Audi stellt Umsetzungsplan für Diesel-PKW-Rückruf vor

Der Ingolstädter Autohersteller ruft in Deutschland über 12.000 Diesel-Modelle mit erhöhten Abgaswerten zurück

Nach Informationen des Handelsblatts steht das Konzept für den Rückruf von über 12.000 Diesel-Fahrzeugen der Marke Audi. Die Audi AG habe dem Kraftfahrtbundesamt den vom Bund geforderten Vorschlag dazu unterbreitet. Allerdings widerspricht das Unternehmen den Vorwürfen, absichtlich eine "Schummelsoftware" verwendet zu haben. Vielmehr handele es sich um einen "unbeabsichtigten Fehler der Getriebesoftware".


(Quelle: Audi AG)

"Wir halten alle Vorgaben des Kraftfahrtbundesamtes ein", wird im Handelsblatt ein Audi-Sprecher zitiert. Das Kraftfahrtbundesamt müsse nun entscheiden, ob es dem vorgelegten Konzept zustimme.
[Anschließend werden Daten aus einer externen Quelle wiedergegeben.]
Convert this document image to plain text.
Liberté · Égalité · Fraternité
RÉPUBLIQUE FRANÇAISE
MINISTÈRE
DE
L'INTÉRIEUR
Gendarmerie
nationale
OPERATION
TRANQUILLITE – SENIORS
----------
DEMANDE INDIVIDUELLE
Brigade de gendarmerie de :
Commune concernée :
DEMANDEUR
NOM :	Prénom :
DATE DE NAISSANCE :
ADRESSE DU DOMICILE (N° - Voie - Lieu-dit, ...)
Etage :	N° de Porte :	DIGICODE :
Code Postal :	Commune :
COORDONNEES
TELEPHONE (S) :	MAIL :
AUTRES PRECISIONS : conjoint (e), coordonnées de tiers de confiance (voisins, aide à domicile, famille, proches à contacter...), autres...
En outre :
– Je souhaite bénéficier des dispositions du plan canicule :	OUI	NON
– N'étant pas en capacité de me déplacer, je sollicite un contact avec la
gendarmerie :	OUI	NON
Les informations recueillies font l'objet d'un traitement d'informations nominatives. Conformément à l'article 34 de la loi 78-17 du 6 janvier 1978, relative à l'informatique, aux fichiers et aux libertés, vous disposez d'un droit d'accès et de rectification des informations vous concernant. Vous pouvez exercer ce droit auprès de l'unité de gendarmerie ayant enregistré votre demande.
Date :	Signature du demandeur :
Das Ingolstädter Unternehmen war vom Bund aufgefordert worden, bis zum 16. Juni einen Plan für den Diesel-PKW-Rückruf zu präsentieren. In der Zwischenzeit stellte die Deutsche Umwelthilfe (DUH) äußerst hohe Stickoxid-Messwerte bei einem A8-Oberklassediesel fest: Damit sei der A8 der "schmutzigste Diesel". Wenn das Kraftfahrtbundesamt zustimme, könne die Rückruf-Aktion Mitte bis Ende Juli beginnen, so der Audi-Sprecher gegenüber dem Handelsblatt.